If we want to run data science workloads (e.g. using Tensorflow, PyTorch, and others) in containers (for local development or production on Kubernetes), we need to build container images. Doing that with a Dockerfile is fairly straightforward, but is it the best method? In this talk, we'll take a well-known speech-to-text model (Whisper) and show various ways to run it in containers, comparing the outcomes in terms of image size and build time.

Narwhals: enabling universal dataframe support

Ever tried passing a Polars Dataframe to a data science library and found that it...just works? No errors, no panics, no noticeable overhead, just...results? This is becoming increasingly common in 2025, yet only 2 years ago, it was mostly unheard of. So, what changed? A large part of the answer is: Narwhals.

Narwhals is a lightweight compatibility layer between dataframe libraries which lets your code work seamlessly across Polars, pandas, PySpark, DuckDB, and more! And it's not just a theoretical possibility: with ~30 million monthly downloads and set as a required dependency of Altair, Bokeh, Marimo, Plotly, Shiny, and more, it's clear that it's reshaping the data science landscape. By the end of the talk, you'll understand why writing generic dataframe code was such a headache (and why it isn't anymore), how Narwhals works and how its community operates, and how you can use it in your projects today. The talk will be technical yet accessible and light-hearted.

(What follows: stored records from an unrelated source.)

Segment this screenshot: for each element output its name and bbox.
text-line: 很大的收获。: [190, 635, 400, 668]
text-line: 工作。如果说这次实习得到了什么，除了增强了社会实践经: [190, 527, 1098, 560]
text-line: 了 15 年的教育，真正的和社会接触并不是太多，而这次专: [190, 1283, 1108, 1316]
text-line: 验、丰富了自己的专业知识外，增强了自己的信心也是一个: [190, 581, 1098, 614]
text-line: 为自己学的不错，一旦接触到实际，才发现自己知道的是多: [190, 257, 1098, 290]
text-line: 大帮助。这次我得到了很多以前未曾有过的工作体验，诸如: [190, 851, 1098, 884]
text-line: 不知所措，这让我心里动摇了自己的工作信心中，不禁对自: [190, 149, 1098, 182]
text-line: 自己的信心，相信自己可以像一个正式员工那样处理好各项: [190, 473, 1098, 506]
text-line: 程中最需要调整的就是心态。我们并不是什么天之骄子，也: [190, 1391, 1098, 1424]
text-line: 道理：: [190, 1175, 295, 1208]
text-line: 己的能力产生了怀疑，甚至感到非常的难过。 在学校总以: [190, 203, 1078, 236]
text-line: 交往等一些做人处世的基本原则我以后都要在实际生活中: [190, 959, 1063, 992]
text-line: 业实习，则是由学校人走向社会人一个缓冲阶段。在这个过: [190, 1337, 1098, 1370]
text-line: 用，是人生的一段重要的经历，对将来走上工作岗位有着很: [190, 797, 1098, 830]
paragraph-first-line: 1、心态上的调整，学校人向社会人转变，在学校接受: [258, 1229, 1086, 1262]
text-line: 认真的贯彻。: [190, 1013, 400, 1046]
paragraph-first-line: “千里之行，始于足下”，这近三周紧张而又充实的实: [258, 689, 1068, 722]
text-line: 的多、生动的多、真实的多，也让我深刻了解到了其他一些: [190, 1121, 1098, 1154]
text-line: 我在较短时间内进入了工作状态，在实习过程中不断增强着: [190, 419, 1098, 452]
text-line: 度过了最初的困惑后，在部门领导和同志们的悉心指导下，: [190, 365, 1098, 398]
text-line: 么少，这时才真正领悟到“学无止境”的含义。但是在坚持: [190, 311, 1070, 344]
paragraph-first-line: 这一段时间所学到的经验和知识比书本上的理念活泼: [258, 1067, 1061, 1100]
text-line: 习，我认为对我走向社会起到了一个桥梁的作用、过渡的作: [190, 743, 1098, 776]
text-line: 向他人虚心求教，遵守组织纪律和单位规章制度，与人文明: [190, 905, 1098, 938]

PyData 2077: a data science future retrospective

From: Chrono-Regulatory Commission, Temporal Enforcement Division To: PyData Berlin Organising Committee Subject: Citation #TMP-2077-091 - Unauthorised Spacetime Disturbance

Dear Committee, Our temporal monitoring systems have detected an unauthorised chronological anomaly emanating from your facility (Berliner Congress Center, coordinates 52.52068°N, 13.416451°E) scheduled to manifest on September 1st at 9:20 a.m.